In Wien druckte Johann Winterburger 1500 und 1505, Hier. Vietor 1513 die „Lectura Johannis Andreae super arboribus consanguinitatis“ (zweiter Klasse bei Stintzing) und in Brünn erschien 1488 das Werk des Professor J. J. Canis: „De modo in jure studendi“, und die „Expositio omnium titulorum juris ciuilis et canonici“.

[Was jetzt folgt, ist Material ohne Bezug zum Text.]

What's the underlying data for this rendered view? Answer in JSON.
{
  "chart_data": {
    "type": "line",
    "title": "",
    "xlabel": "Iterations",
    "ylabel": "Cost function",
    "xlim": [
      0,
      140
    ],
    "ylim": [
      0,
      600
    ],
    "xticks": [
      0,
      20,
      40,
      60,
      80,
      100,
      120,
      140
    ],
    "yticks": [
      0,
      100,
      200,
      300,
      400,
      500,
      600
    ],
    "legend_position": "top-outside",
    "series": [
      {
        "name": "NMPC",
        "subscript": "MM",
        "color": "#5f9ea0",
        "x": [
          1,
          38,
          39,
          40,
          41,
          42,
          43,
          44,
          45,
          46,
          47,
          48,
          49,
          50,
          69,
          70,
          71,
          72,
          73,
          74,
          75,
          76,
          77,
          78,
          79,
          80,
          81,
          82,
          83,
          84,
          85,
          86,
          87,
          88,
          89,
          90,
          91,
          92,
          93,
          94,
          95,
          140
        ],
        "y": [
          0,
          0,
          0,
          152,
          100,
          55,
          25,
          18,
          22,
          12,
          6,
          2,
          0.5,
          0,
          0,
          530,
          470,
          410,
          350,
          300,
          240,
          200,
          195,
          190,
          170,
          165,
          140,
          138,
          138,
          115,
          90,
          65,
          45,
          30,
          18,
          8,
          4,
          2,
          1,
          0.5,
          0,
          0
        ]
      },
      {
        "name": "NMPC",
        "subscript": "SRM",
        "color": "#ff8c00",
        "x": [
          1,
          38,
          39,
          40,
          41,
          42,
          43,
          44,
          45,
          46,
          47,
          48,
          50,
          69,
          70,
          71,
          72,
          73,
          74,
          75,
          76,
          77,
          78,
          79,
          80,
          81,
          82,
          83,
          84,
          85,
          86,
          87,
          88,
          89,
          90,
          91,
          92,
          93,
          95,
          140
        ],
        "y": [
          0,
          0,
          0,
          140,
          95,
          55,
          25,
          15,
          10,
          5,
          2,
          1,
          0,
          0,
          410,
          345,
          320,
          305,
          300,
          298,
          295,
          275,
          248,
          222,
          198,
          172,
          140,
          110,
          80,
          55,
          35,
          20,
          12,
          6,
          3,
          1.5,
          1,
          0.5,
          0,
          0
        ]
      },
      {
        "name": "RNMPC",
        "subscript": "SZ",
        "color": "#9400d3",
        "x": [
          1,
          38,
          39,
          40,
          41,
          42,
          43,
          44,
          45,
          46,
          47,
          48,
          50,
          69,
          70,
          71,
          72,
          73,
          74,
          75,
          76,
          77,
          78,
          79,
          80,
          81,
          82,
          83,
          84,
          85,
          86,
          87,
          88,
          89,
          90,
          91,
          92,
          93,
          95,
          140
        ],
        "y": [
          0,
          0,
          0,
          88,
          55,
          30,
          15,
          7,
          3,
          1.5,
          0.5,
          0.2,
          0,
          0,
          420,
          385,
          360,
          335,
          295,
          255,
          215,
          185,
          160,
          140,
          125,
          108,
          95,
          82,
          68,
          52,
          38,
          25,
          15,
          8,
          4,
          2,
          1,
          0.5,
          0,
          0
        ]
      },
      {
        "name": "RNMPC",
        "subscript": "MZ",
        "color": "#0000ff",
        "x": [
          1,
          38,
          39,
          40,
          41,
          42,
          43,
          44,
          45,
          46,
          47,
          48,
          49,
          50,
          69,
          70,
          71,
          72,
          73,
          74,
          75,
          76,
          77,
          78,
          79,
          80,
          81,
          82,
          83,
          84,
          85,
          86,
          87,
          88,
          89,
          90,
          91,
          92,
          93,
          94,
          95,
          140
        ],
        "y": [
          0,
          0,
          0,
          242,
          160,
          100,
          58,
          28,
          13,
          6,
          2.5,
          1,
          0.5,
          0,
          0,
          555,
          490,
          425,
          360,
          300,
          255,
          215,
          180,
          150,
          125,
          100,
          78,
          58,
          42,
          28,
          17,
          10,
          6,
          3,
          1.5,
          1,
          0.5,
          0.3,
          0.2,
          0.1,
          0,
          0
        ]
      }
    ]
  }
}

Unter den italienischen Städten nimmt die erste Stelle Venedig ein. Von dem „Supplementum Summae Pisanae“ erschienen daselbst in der Zeit von 1471 (das Jahr dieser ältesten Ausgabe steht nicht sicher fest) bis 1499 nicht weniger als 14 Ausgaben, und zwar in den Jahren 1471, 1473, 1474, 1476, 1477, 1479, 1481, 1482, 1483, 1484, 1485, 1489, 1494 und 1499. Von dem „Tractatus judiciorum“ des Bartolus ist die Ausgabe von 1472 vermutlich, außerdem eine Ausgabe von 1487 in Venedig gedruckt, von der „Summa Angelica“ aber erschienen daselbst von 1476 bis 1511 wiederum 12 Ausgaben, nämlich 1476, 1487 (zwei Ausgaben), 1489, 1490, 1491, 1492 (zwei Ausgaben), 1495, 1499, 1504 und 1511, und von der „Summa Astexana“ je eine Ausgabe 1478 und 1480. Gerardus de Flandria druckte 1478 den „Processus Satanae“, 1481 erschien die „Summa Pisana“ und der „Vocabularius juris utriusque“ in fünf Ausgaben 1483, 1485, 1487, 1491 und 1517, die „Margarita Decreti seu tabula Martiniana“ im Jahre 1486, in demselben Jahre auch das „Confessionale Bartolomaei de Chaimis“. Von dem „Repertorium juris utriusque“ des Johannes Bertachinus sind vier Ausgaben aus den Jahren 1488, 1494, 1518 und 1519 bekannt, von dem „Processus judiciarius Panormitani“ drei, von 1488, 1492 und 1499, von der „Summa Baptistiniana siue Rosella“ eine Ausgabe 1499, während auch eine im Jahre 1495 bei Arrivabene ohne Ortsangabe gedruckte vermutlich schon Venedig zukommt. Andrea Torresano druckte 1499 den „Liber sextus“; in demselben Jahre

Empfohlene Zitierweise:
Friedrich Kapp: Geschichte des Deutschen Buchhandels Band 1. Verlag des Börsenvereins der Deutschen Buchhändler, Leipzig 1886, Seite 337. Digitale Volltext-Ausgabe bei Wikisource, URL: https://de.wikisource.org/w/index.php?title=Seite:Geschichte_des_Dt_Buchhandels_1_05.djvu/075&oldid=- (Version vom 1.8.2018)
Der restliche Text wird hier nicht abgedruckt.